April 15, 2008: An angry crowd protests power cuts in Multan
As both myself and Jeet Heer have noted recently, American military policy towards Pakistan’s tribal areas has recently taken a more aggressive turn, with stepped up missile strikes and even an unauthorized ground attack by U.S. special forces. Although American generals have not launched additional incursions — the policy has not yet turned into a re-run of the invasion of Cambodia in 1970 — they are playing a most dangerous game that risks destabilizing the country for the sake of killing some Taliban leaders.
Pakistan’s increasing fragility as a state was the subject of a powerful essay last week in the Washington Post by Indiana University’s Sumit Ganguly, a longtime observer of Pakistani politics.
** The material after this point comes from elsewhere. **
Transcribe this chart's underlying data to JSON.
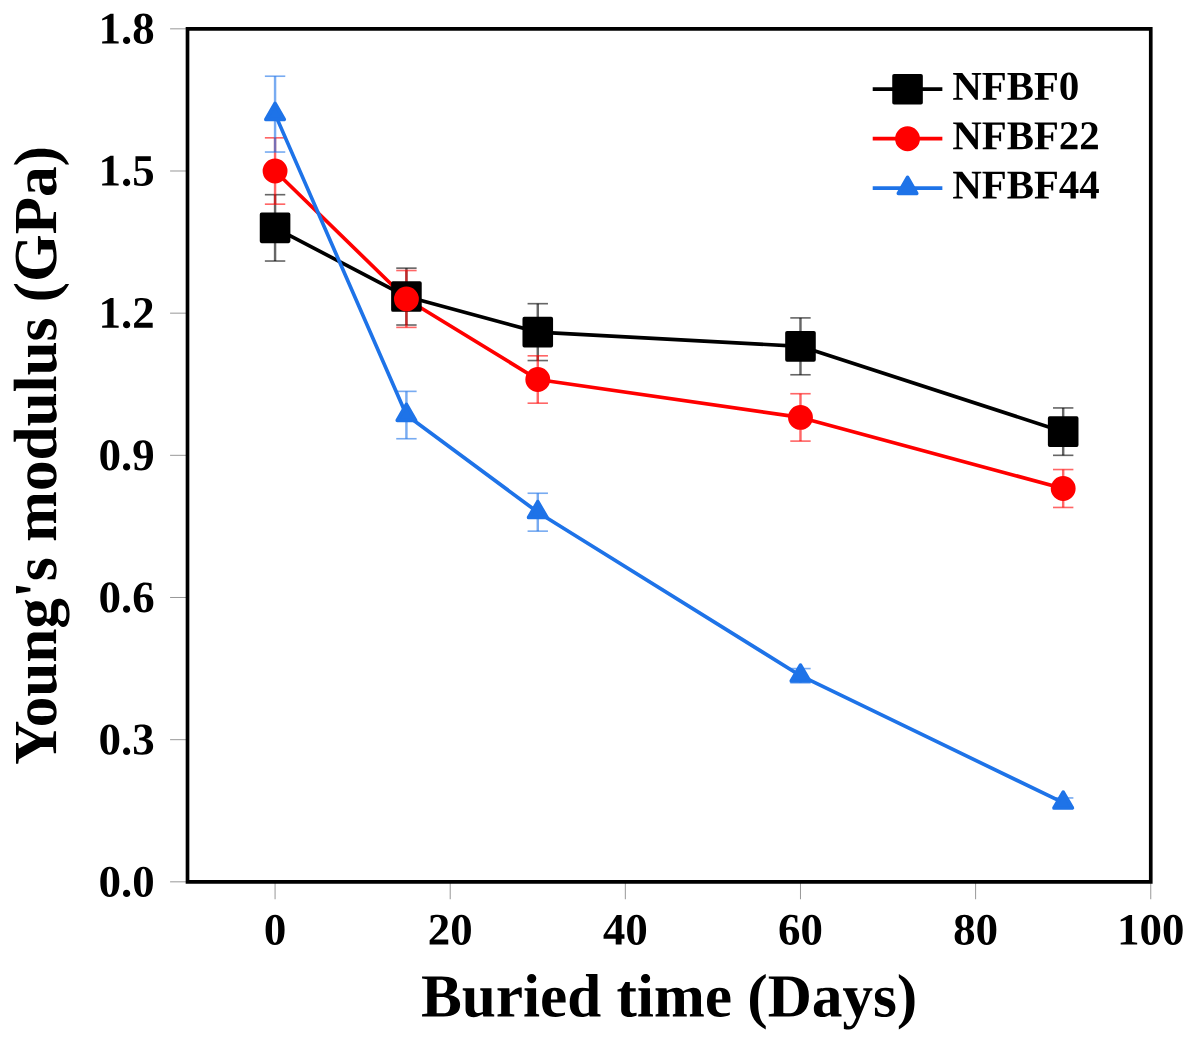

How grim is the news?:
Today’s ongoing crisis — marked by a rash of suicide bombings, the assassination of former prime minister Benazir Bhutto last December, inflation as high as 25 percent and a resurgent Taliban movement — could spell doom for the Pakistani state itself. The global financial crisis has only made matters worse: Pakistan’s foreign-exchange reserves are collapsing, and credit markets are worried that it could soon default on its debt payments. The grim truth is that Pakistan is becoming something alarmingly close to a failed state.
What’s most effective about Ganguly’s piece is the comprehensive but concise overview of the 60-year path that has gotten Pakistan to this precipice. A failed state, after all, is rarely the work of a year.